Sendo assim, pergunto-lhe directamente como é que se compreende que o Governo venha pedir à Assembleia da República uma autorização para, durante meses, criar um número indeterminado de contravenções.
Recordo um penalista conhecido, o professor Figueiredo Dias, que escrevia existir uma essencial condição no nosso Direito Penal: a de que o legislador futuro «não criasse nem mais uma contravenção». Foi a p. 326 das Jornadas de Direito Criminal. Mas o Governo vem-nos pedir uma autorização para criar mais contravenções!!...
A segunda questão tem a ver com o problema do direito económico. É a criminalização do direito económico que está em causa. Pergunto: não corresponderá isso também a um arrepio das modernas tendências do direito económico? Não será esse um campo especial em que se verifica que, precisamente, o regime das coimas se revela mais eficaz, mais directamente aplicável, inclusivamente mais susceptível de determinar uma acção preventiva sobre a criminalidade económica?
Em terceiro lugar, gostaria de saber como é que se compatibiliza essa política criminal, que desconhecemos, que fala sucessivas vezes na alteração do Código Penal sem nos dizer onde, como e porquê, com o sentido profundo de uma autorização legislativa que, no fundo, corresponde não ao conceito de um governo desarmado que aqui nos foi posto pelo anterior titular da pasta, mas de um governo que pretende introduzir casuísticamente penas de prisão no ordenamento jurídico português? Como é que tudo isto se compatibiliza com o regime constitucional que quis, precisamente, distinguir a actividade da Assembleia da República e a do Governo nesta matéria?
Os Srs. Vilhena de Carvalho (ASDI) e José Magalhães (PCP): - Muito bem!
Entretanto, assumiu a presidência o Sr. Presidente José Vitorino.
O Sr. Presidente: - Para pedir esclarecimentos, tem a palavra o Sr. Deputado Roque Lino.
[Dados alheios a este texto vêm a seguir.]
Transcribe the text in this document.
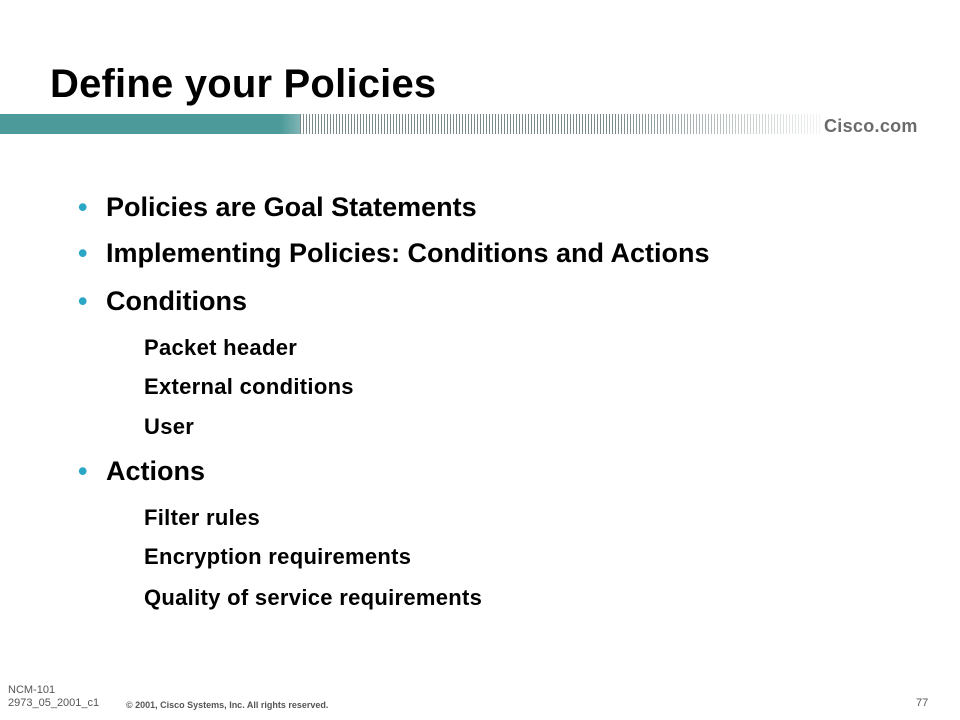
Define your Policies
Cisco.com
• Policies are Goal Statements
• Implementing Policies: Conditions and Actions
• Conditions
Packet header
External conditions
User
• Actions
Filter rules
Encryption requirements
Quality of service requirements
NCM-101
2973_05_2001_c1	© 2001, Cisco Systems, Inc. All rights reserved.	77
O Sr. Roque Lino (PS): - Sr. Ministro da Justiça, embora deva confessar a V. Ex.ª e a esta Assembleia que as questões que vou colocar-lhe foram já abordadas por outros deputados, não queria perder a oportunidade de, aproveitando a sua vinda a este Parlamento, dar-lhe as boas-vindas. Isto porque V. Ex.ª não só é um homem que tem um grande prestígio profissional - e devo dizer que tenho por si o maior respeito e a maior admiração -, mas também porque, como antigo Ministro da Justiça, e ainda como nosso par na Ordem dos Advogados onde já foi bastonário, nos dá a garantia de que, durante o mandato como Ministro da Justiça, V. Ex.ª irá certamente procurar resolver, de uma forma mais expedita, as questões que hoje se colocam à justiça em Portugal. Aliás, a justiça bem precisa de ser tratada de uma forma mais expedita, porque ela nem sempre vai bem em Portugal.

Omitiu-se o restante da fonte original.